The RTC board might also work in some of the QuickStart expansion boards that have an extra EEPROM socket.
Just have a couple more checks to do on these prototypes and then I'll do the order.
Then, it would be 2 weeks to get the boards and a few days to make some for sale.
So, I think 3 weeks is fairly realistic...
Here's a video of it showing how it can mimic VGA_Text_Demo with an 8x12 font (copied from VGA_HiRes_text) and also arbitrary text with an 8x16 font:
re is the propeller driving the VGA or another chip? Back of envelope that needs 800x600x3 = 1.4 megabytes.
Thread on DVI version is here BTW: http://forums.parallax.com/showthread.php/138121
Are these chips easy to solder?
(Hopefully, that's because I'm smart and not because I'm dumb
If you mean solder by hand, yes, it is a bit difficult. Took me 3 tries the first time...
Easier with stencil and oven, but still often needs rework.
On the other hand, it is the same exact package as Prop2. So, it might be good practice
How can I get one of your VGA shield boards and associated Propeller Platform Express board. I'm assuming it will work only with your propeller board. I currently have a Gangster Gadget Propeller Platform USB (that I used with your 16x32 6 port Adafruit RGB board shield) and a recently purchased Propeller Quickstart for use with OldBitCollector's new PMC256 BASIC interpretor board. Let me know any other accessories I would need (as I saw on your board there is an empty 8 pin DIP socket and Microphone placement).
Thanks,
Tim
But, it's going to take me a few more weeks to get these ready for sale...

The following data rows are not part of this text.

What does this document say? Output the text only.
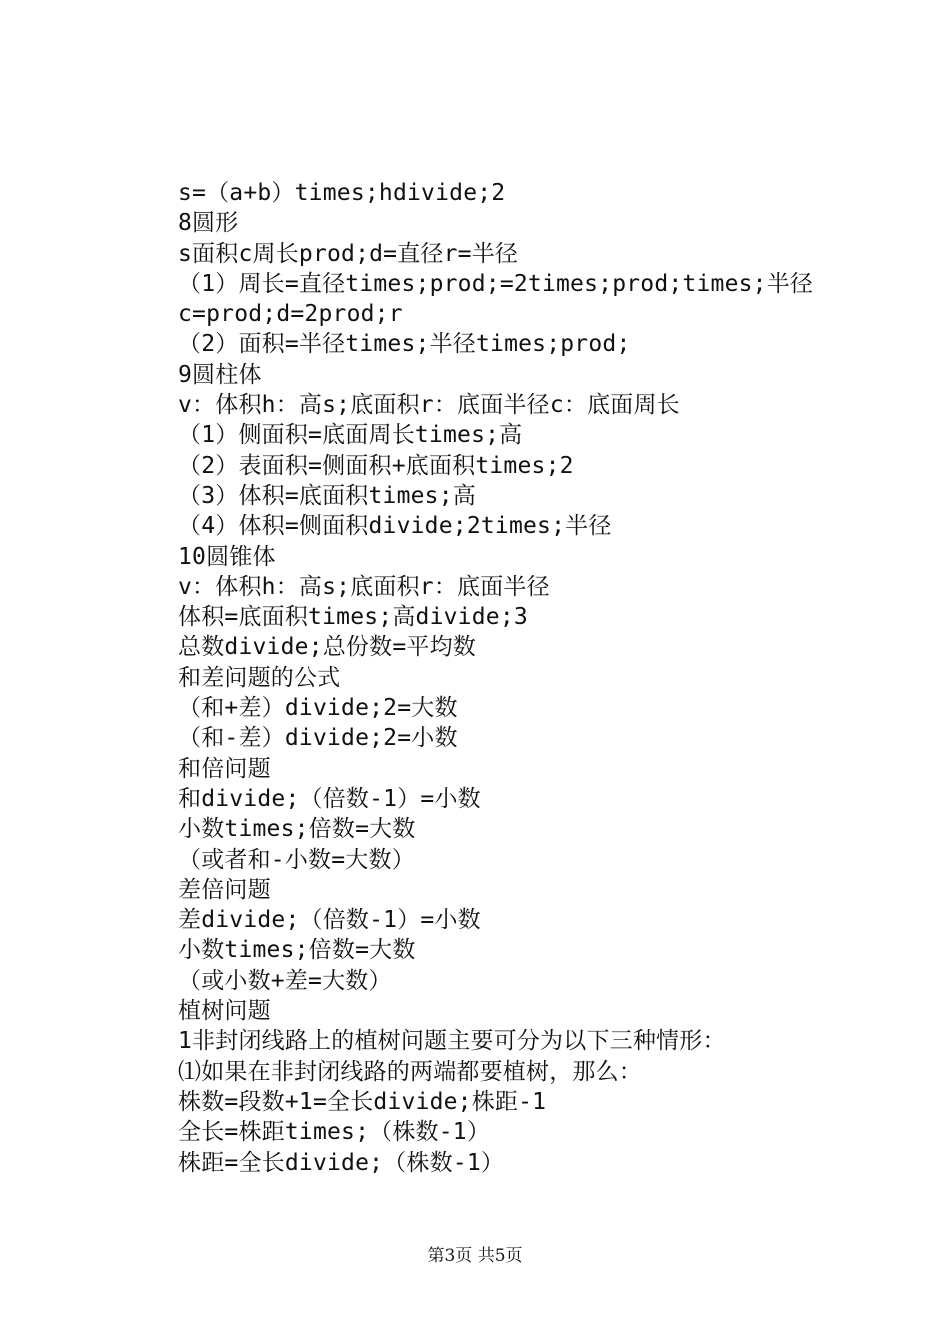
s=（a+b）times;hdivide;2
8圆形
s面积c周长prod;d=直径r=半径
（1）周长=直径times;prod;=2times;prod;times;半径
c=prod;d=2prod;r
（2）面积=半径times;半径times;prod;
9圆柱体
v：体积h：高s;底面积r：底面半径c：底面周长
（1）侧面积=底面周长times;高
（2）表面积=侧面积+底面积times;2
（3）体积=底面积times;高
（4）体积=侧面积divide;2times;半径
10圆锥体
v：体积h：高s;底面积r：底面半径
体积=底面积times;高divide;3
总数divide;总份数=平均数
和差问题的公式
（和+差）divide;2=大数
（和-差）divide;2=小数
和倍问题
和divide;（倍数-1）=小数
小数times;倍数=大数
（或者和-小数=大数）
差倍问题
差divide;（倍数-1）=小数
小数times;倍数=大数
（或小数+差=大数）
植树问题
1非封闭线路上的植树问题主要可分为以下三种情形：
⑴如果在非封闭线路的两端都要植树，那么：
株数=段数+1=全长divide;株距-1
全长=株距times;（株数-1）
株距=全长divide;（株数-1）
第3页 共5页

This same code works with the DVI Graphics Shield that is already for sale though, in case you can't wait...
The VGA Shield will have some extras like kb, mouse, and audio amp though...
Tim
Because you are very smart!
Indeed, a quick search on google for this chip and VGA took me to .... rayslogic.com
I'm thinking ahead here. When I first got a touchscreen working I was very impressed with both the color depth and the resolution. But as I pushed things further I found limitations with the speed. There were three things where it was not fast enough to move data from an SD card to the display and where the propeller didn't have enough ram.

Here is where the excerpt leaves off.